何をするにも1秒早いハジメと1秒遅いレイカ。ハジメが失った1日をハジメとレイカそれぞれの視点から描く。岡田将生と清原果耶がW主演を務める映画『1秒先の彼』はせっかちなハジメとのんびり屋・レイカのシンプルでピュアなラブストーリー。チェン・ユーシュン監督の台湾映画『1秒先の彼女』(2020)のリメイクです。『天然コケッコー』(2007)の山下敦弘監督が脚本家・宮藤官九郎と初タッグを組みました。公開を前に山下監督のインタビューを敢行。オリジナル版との違いやキャストについてなど、語っていただきました。(取材・文/ほりきみき)
早くて質の高い仕事をする脚本家・宮藤官九郎
──本作は台湾映画『1秒先の彼女』(2020)のリメイクですが、オリジナル版をご覧になっていかがでしたか。
ひとことで言うと無邪気で可愛らしい。チェン・ユーシュン監督の遊び心を感じつつ、お人柄が出ている作品だと思いました。
果たして、チェン・ユーシュン監督がお持ちの資質が僕にあるのか。俺は意外と気が小さく、遊び切ることができないので、どこまでオリジナル版のように“映画全体で遊んでいる感覚”のある作品にできるのか、ちょっと不安ではありました。
──脚本を宮藤官九郎さんにお願いしたのは遊び心を期待してのことでしょうか。
宮藤さんは遊び心のある方ですから、おっしゃる通り、そこに期待がありました。
それだけでなく、宮藤さんには『ぼくのおじさん』(2016年)などに俳優として出演していただいたことがあって、いつか宮藤さんの脚本で映画を撮ってみたいと思っていたのです。宮藤さんがオリジナル版を気に入っていらしたと聞き、「リメイクというチャレンジに一緒に取り組んでいただけませんか」とお願いしました。
──脚本家としての宮藤さんはいかがでしたか。
仕事が早いんです。しかも質も高い。「こういう方向で直してください」とお願いするとそこからの直しがあっという間でした。

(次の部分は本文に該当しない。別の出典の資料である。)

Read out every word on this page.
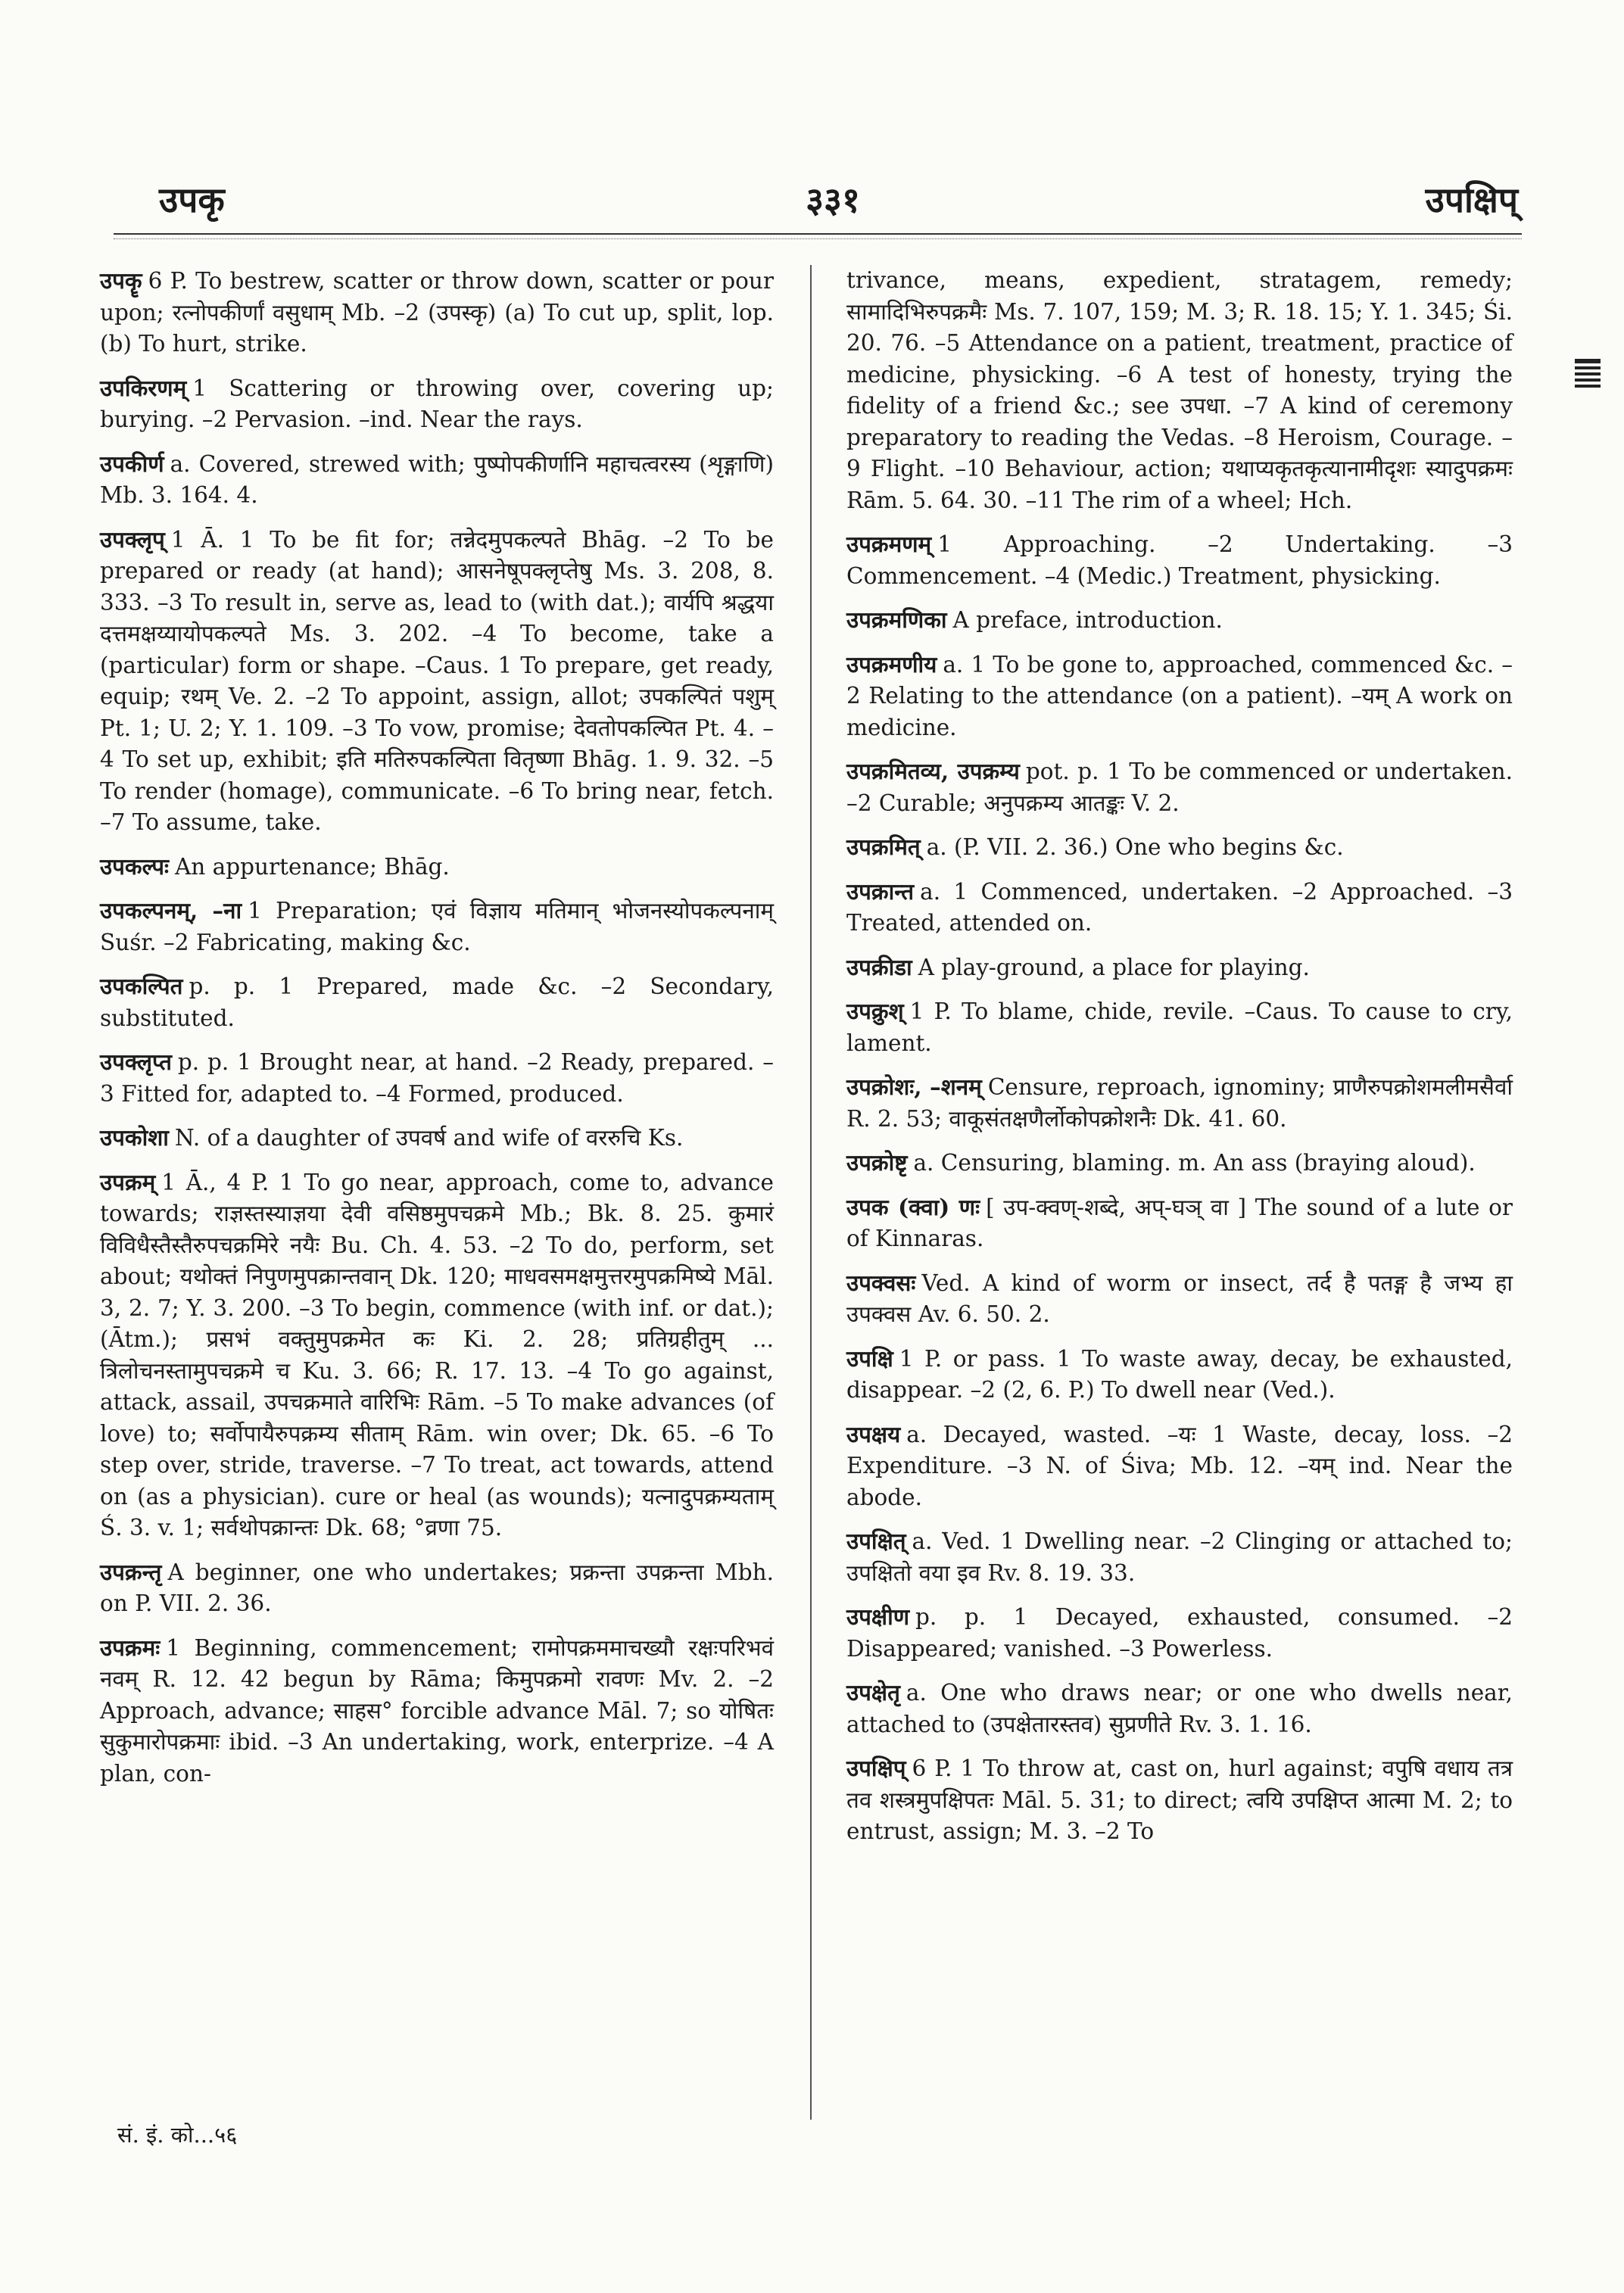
उपकृ	३३१	उपक्षिप्
उपकॄ 6 P. To bestrew, scatter or throw down, scatter or pour upon; रत्नोपकीर्णां वसुधाम् Mb. –2 (उपस्कृ) (a) To cut up, split, lop. (b) To hurt, strike.
उपकिरणम् 1 Scattering or throwing over, covering up; burying. –2 Pervasion. –ind. Near the rays.
उपकीर्ण a. Covered, strewed with; पुष्पोपकीर्णानि महाचत्वरस्य (शृङ्गाणि) Mb. 3. 164. 4.
उपक्लृप् 1 Ā. 1 To be fit for; तन्नेदमुपकल्पते Bhāg. –2 To be prepared or ready (at hand); आसनेषूपक्लृप्तेषु Ms. 3. 208, 8. 333. –3 To result in, serve as, lead to (with dat.); वार्यपि श्रद्धया दत्तमक्षय्यायोपकल्पते Ms. 3. 202. –4 To become, take a (particular) form or shape. –Caus. 1 To prepare, get ready, equip; रथम् Ve. 2. –2 To appoint, assign, allot; उपकल्पितं पशुम् Pt. 1; U. 2; Y. 1. 109. –3 To vow, promise; देवतोपकल्पित Pt. 4. –4 To set up, exhibit; इति मतिरुपकल्पिता वितृष्णा Bhāg. 1. 9. 32. –5 To render (homage), communicate. –6 To bring near, fetch. –7 To assume, take.
उपकल्पः An appurtenance; Bhāg.
उपकल्पनम्, –ना 1 Preparation; एवं विज्ञाय मतिमान् भोजनस्योपकल्पनाम् Suśr. –2 Fabricating, making &c.
उपकल्पित p. p. 1 Prepared, made &c. –2 Secondary, substituted.
उपक्लृप्त p. p. 1 Brought near, at hand. –2 Ready, prepared. –3 Fitted for, adapted to. –4 Formed, produced.
उपकोशा N. of a daughter of उपवर्ष and wife of वररुचि Ks.
उपक्रम् 1 Ā., 4 P. 1 To go near, approach, come to, advance towards; राज्ञस्तस्याज्ञया देवी वसिष्ठमुपचक्रमे Mb.; Bk. 8. 25. कुमारं विविधैस्तैस्तैरुपचक्रमिरे नयैः Bu. Ch. 4. 53. –2 To do, perform, set about; यथोक्तं निपुणमुपक्रान्तवान् Dk. 120; माधवसमक्षमुत्तरमुपक्रमिष्ये Māl. 3, 2. 7; Y. 3. 200. –3 To begin, commence (with inf. or dat.); (Ātm.); प्रसभं वक्तुमुपक्रमेत कः Ki. 2. 28; प्रतिग्रहीतुम् ... त्रिलोचनस्तामुपचक्रमे च Ku. 3. 66; R. 17. 13. –4 To go against, attack, assail, उपचक्रमाते वारिभिः Rām. –5 To make advances (of love) to; सर्वोपायैरुपक्रम्य सीताम् Rām. win over; Dk. 65. –6 To step over, stride, traverse. –7 To treat, act towards, attend on (as a physician). cure or heal (as wounds); यत्नादुपक्रम्यताम् Ś. 3. v. 1; सर्वथोपक्रान्तः Dk. 68; °व्रणा 75.
उपक्रन्तृ A beginner, one who undertakes; प्रक्रन्ता उपक्रन्ता Mbh. on P. VII. 2. 36.
उपक्रमः 1 Beginning, commencement; रामोपक्रममाचख्यौ रक्षःपरिभवं नवम् R. 12. 42 begun by Rāma; किमुपक्रमो रावणः Mv. 2. –2 Approach, advance; साहस° forcible advance Māl. 7; so योषितः सुकुमारोपक्रमाः ibid. –3 An undertaking, work, enterprize. –4 A plan, con-
trivance, means, expedient, stratagem, remedy; सामादिभिरुपक्रमैः Ms. 7. 107, 159; M. 3; R. 18. 15; Y. 1. 345; Śi. 20. 76. –5 Attendance on a patient, treatment, practice of medicine, physicking. –6 A test of honesty, trying the fidelity of a friend &c.; see उपधा. –7 A kind of ceremony preparatory to reading the Vedas. –8 Heroism, Courage. –9 Flight. –10 Behaviour, action; यथाप्यकृतकृत्यानामीदृशः स्यादुपक्रमः Rām. 5. 64. 30. –11 The rim of a wheel; Hch.
उपक्रमणम् 1 Approaching. –2 Undertaking. –3 Commencement. –4 (Medic.) Treatment, physicking.
उपक्रमणिका A preface, introduction.
उपक्रमणीय a. 1 To be gone to, approached, commenced &c. –2 Relating to the attendance (on a patient). –यम् A work on medicine.
उपक्रमितव्य, उपक्रम्य pot. p. 1 To be commenced or undertaken. –2 Curable; अनुपक्रम्य आतङ्कः V. 2.
उपक्रमित् a. (P. VII. 2. 36.) One who begins &c.
उपक्रान्त a. 1 Commenced, undertaken. –2 Approached. –3 Treated, attended on.
उपक्रीडा A play-ground, a place for playing.
उपक्रुश् 1 P. To blame, chide, revile. –Caus. To cause to cry, lament.
उपक्रोशः, –शनम् Censure, reproach, ignominy; प्राणैरुपक्रोशमलीमसैर्वा R. 2. 53; वाकूसंतक्षणैर्लोकोपक्रोशनैः Dk. 41. 60.
उपक्रोष्टृ a. Censuring, blaming. m. An ass (braying aloud).
उपक (क्वा) णः [ उप-क्वण्-शब्दे, अप्-घञ् वा ] The sound of a lute or of Kinnaras.
उपक्वसः Ved. A kind of worm or insect, तर्द है पतङ्ग है जभ्य हा उपक्वस Av. 6. 50. 2.
उपक्षि 1 P. or pass. 1 To waste away, decay, be exhausted, disappear. –2 (2, 6. P.) To dwell near (Ved.).
उपक्षय a. Decayed, wasted. –यः 1 Waste, decay, loss. –2 Expenditure. –3 N. of Śiva; Mb. 12. –यम् ind. Near the abode.
उपक्षित् a. Ved. 1 Dwelling near. –2 Clinging or attached to; उपक्षितो वया इव Rv. 8. 19. 33.
उपक्षीण p. p. 1 Decayed, exhausted, consumed. –2 Disappeared; vanished. –3 Powerless.
उपक्षेतृ a. One who draws near; or one who dwells near, attached to (उपक्षेतारस्तव) सुप्रणीते Rv. 3. 1. 16.
उपक्षिप् 6 P. 1 To throw at, cast on, hurl against; वपुषि वधाय तत्र तव शस्त्रमुपक्षिपतः Māl. 5. 31; to direct; त्वयि उपक्षिप्त आत्मा M. 2; to entrust, assign; M. 3. –2 To
सं. इं. को...५६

映画ってまずはイメージしながら脚本を書きますが、実際にロケ場所が決まっていくとできないことが出てくる。それを最終的に調整していくのですが、今回はロケ場所が多い上に、いろんな設定もあるので、かなり調整が必要でした。しかし、宮藤さんは京都という場所と2人のキャストを活かしながら、さらに面白くしてくれたのです。